De tels changements ont le potentiel de régénérer la vie politique, chambouler le paysage politique et fournir aux souverainistes la forme tant recherchée de la grande coalition capable de mener le Québec à l’indépendance nationale.

Selon les nouveaux statuts, « un club politique est un groupe de militants pour la souveraineté qui veulent mettre en évidence et promouvoir l’expression politique d’une perspective spécifique qu’elles et ils jugent importante. » Les clubs « fonctionnent selon les règles qu’ils se donnent » et leur financement est « constitué des contributions de ses membres. »

Les clubs politiques « sont reconnus par la Conférence nationale, sur recommandation du Conseil exécutif national. » Pour être reconnu, un club politique doit remplir trois conditions : « a) adhérer à la déclaration de principe du Parti Québécois; b) produire une déclaration exposant sa mission; c) regrouper un minimum de deux cents membres en règle du Parti Québécois, dont au moins dix membres en règle dans quatre régions différentes. »

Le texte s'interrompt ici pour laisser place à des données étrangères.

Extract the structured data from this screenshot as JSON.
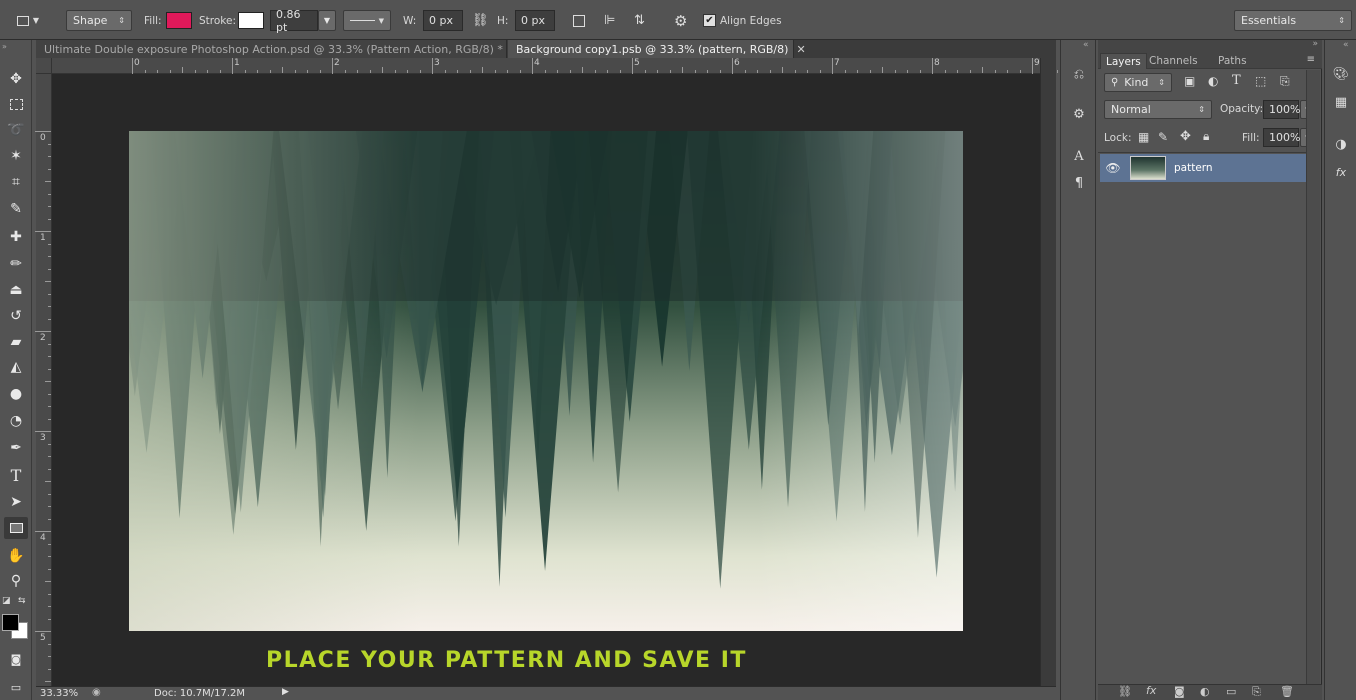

La proposition a l’avantage de combiner le respect de l’autonomie des clubs politiques et les conditions de leur participation à la vie du Parti Québécois. Les clubs adoptent leur propre Déclaration de principes, en fonction de la spécificité de leur mission, leurs propres statuts et règlements, mènent leur propre campagne de financement.

Il n’est pas obligatoire que tous les membres du club politique adhèrent au Parti Québécois. Il suffit que deux cents d’entre eux en soient membres pour satisfaire aux exigences de la reconnaissance du club par les instances du Parti Québécois. Bien entendu, comme le club veut faire adopter ses positions par le parti, il aura intérêt à ce que le maximum de ses membres y soient actifs.

La création de clubs politiques aura un effet bénéfique sur la vie démocratique du parti. Ceux et celles qui veulent défendre un point de vue particulier, une orientation, une conception du monde pourront et devront le faire visière levée. Il leur suffira de trouver un minimum de deux cents personnes partageant leurs vues.

On peut imaginer la création d’un club politique d’altermondialistes, d’un club politique féministe, d’un autre faisant la promotion d’une présence accrue des membres des communautés culturelles dans le parti et dans la société. De tels projets sont d’ailleurs en gestation.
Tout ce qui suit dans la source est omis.